The reader will now understand the peculiar significance of a
deputation which should embrace Lauati and the orators of both Malie and
Manono, how it would represent all that is most effective on the Malietoa
side, and all that is most considerable in Samoan politics, except the
opposite feudal party of the Tupua. And in the temptation brought to
bear on Mataafa, even the Tupua was conjoined. Tamasese was dead. His
followers had conceived a not unnatural aversion to all Germans, from
which only the loyal Brandeis is excepted; and a not unnatural admiration
for their late successful adversary. Men of his own blood and clan, men
whom he had fought in the field, whom he had driven from Matautu, who had
smitten him back time and again from before the rustic bulwarks of
Lotoanuu, they approached him hand in hand with their ancestral enemies
and concurred in the same prayer. The treaty (they argued) was not
carried out. The right to elect their king had been granted them; or if
that were denied or suspended, then the right to elect "his successor."

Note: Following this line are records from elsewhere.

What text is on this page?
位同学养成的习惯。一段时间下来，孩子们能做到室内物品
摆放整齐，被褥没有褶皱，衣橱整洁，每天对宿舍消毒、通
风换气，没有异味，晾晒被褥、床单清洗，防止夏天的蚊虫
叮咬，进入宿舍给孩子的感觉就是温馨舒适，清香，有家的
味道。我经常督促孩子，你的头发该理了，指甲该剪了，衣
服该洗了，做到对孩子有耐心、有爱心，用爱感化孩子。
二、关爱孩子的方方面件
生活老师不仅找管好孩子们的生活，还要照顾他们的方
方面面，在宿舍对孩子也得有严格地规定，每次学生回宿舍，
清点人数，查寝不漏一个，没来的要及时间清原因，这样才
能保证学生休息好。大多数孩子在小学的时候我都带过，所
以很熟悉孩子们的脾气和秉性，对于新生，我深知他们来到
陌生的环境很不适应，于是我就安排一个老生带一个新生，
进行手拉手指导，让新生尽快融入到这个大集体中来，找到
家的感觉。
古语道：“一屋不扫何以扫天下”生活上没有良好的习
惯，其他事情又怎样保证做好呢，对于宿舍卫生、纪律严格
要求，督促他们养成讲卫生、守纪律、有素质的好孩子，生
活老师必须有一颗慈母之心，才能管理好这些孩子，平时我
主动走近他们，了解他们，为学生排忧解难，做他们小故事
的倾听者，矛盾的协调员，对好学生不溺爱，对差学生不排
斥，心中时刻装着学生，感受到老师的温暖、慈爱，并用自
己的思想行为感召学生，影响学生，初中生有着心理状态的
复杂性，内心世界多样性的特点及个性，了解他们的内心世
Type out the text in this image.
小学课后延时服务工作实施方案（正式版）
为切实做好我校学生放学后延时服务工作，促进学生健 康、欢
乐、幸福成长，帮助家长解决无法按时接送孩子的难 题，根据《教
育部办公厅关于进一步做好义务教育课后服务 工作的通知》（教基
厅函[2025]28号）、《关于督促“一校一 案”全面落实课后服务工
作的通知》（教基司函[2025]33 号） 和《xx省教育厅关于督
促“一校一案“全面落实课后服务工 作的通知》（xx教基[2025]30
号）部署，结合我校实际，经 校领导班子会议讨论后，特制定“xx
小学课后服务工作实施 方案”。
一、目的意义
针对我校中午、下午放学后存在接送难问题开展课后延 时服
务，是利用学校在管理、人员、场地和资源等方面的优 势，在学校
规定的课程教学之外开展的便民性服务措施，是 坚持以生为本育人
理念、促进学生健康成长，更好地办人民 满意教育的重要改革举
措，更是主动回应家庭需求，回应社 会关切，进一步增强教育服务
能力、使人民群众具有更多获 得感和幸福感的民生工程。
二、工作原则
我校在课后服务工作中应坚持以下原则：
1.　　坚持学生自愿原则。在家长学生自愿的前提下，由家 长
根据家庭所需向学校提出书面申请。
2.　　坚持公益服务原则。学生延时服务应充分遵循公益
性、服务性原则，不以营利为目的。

They were dissatisfied with Laupepa, and claimed, "according to the laws
and customs of Samoa," duly to appoint another. The orators of Malie
declared with irritation that their second appointment was alone valid
and Mataafa the sole Malietoa; the whole body of malcontents named him as
their choice for king; and they requested him in consequence to leave
Apia and take up his dwelling in Malie, the name-place of Malietoa; a
step which may be described, to European ears, as placing before the
country his candidacy for the crown.